El programa, Un problema de Educación que siguió al segundo capítulo de Curso del 63, donde relata agresiones, vejaciones, insultos y otros disparates contra profesores y alumnos por parte de otros alumnos, desenfocó el verdadero problema que existe hoy en nuestras aulas. Y podría enmascararlo si nuestros medios de comunicación se empeñan en ganar audiencia en lugar de ayudar a desenmascararlo. El problema de fondo es esa falta generalizada de sutil inclinación ante la autoridad que todo discípulo ha de tener hacia su maestro. Su ausencia lleva a esta generación LOGSE a estar convencida de que puede hablar en clase cuando quiere, moverse cuanto le apetece, soltar "gracietas de niño consentido" a voluntad, llegar con retraso, hacerse repetir lo que hasta entonces no ha querido escuchar, culpabilizarte de su torpeza, de sus resultados y de sus frustraciones; manifestar abiertamente sus estados de ánimo como un niño que se cree con derecho a exigir que lo entretengan ("me aburro", repiten como un mantra) o explicitar y exagerar todo tipo de incontinencias orgánicas. No traen libro y si lo traen, no lo abren, se encaran con el maestro si les llama la atención y algunos se atreven a amenazarlo con decírselo a su padre, o a su madre, que en eso ya hemos alcanzado la igualdad. Y en el colmo del disparate, le recriminan al maestro el modo, la forma y hasta las decisiones que toma o debe tomar para llevar la clase. Es un sin fin de microagresiones al respeto que toda persona tiene por el mero hecho de serlo y que el maestro habría de poseer en grado sumo por ser portador de los conocimientos con los que han de formarse. Son esas aparentes niñerías las que destrozan la autoridad del conocimiento, porque previamente se ha dilapidado la del profesor que lo imparte. Y el resultado es el fracaso escolar y la incapacidad para regirse por normas y valores ciudadanos. No se crean, no hablo sólo de la ESO, incluyo a los adolescentes de ciclos y bachillerato.

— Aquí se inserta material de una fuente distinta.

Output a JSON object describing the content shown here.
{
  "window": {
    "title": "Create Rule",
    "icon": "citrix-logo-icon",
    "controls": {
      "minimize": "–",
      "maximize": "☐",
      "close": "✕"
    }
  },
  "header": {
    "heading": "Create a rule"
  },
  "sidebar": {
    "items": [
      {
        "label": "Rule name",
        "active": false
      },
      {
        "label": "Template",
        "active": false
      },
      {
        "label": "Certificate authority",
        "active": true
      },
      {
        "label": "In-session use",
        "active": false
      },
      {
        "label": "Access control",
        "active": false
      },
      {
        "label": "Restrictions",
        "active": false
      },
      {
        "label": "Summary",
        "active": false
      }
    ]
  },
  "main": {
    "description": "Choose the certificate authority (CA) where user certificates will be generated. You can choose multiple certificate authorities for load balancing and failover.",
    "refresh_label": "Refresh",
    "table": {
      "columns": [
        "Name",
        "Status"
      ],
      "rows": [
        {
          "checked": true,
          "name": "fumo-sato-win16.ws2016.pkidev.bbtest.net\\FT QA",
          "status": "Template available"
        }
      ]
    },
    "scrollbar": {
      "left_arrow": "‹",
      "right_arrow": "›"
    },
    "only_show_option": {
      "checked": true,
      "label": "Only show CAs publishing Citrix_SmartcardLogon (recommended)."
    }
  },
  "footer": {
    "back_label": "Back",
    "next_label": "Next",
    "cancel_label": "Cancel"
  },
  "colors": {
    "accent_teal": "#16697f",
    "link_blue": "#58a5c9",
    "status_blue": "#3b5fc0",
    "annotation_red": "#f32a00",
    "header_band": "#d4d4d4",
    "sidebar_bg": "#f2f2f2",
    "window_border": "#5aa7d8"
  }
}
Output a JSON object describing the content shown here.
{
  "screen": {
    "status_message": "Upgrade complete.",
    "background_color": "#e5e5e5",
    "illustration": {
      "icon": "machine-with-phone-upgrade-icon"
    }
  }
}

Y mientras esa atmósfera decadente liquida dos siglos de educación ilustrada, los políticos dramatizan con la bofetada del padre o de la democracia en el aula para dilucidar las relaciones profesor/alumnos. Confunden la enseñanza de los valores democráticos con la jerarquía que el profesor ha de poseer sobre el alumno. Un apunte al respecto: es posible que se pueda votar en clase si la ley de gravedad existe o no; pero mientras confundimos desde el vértice de la ventana, conocimiento con democracia, una generación de adolescentes malcriados se nos pueden estampar contra el suelo.

La buena intención no librará a los padres el disgusto, y a la sociedad los costes.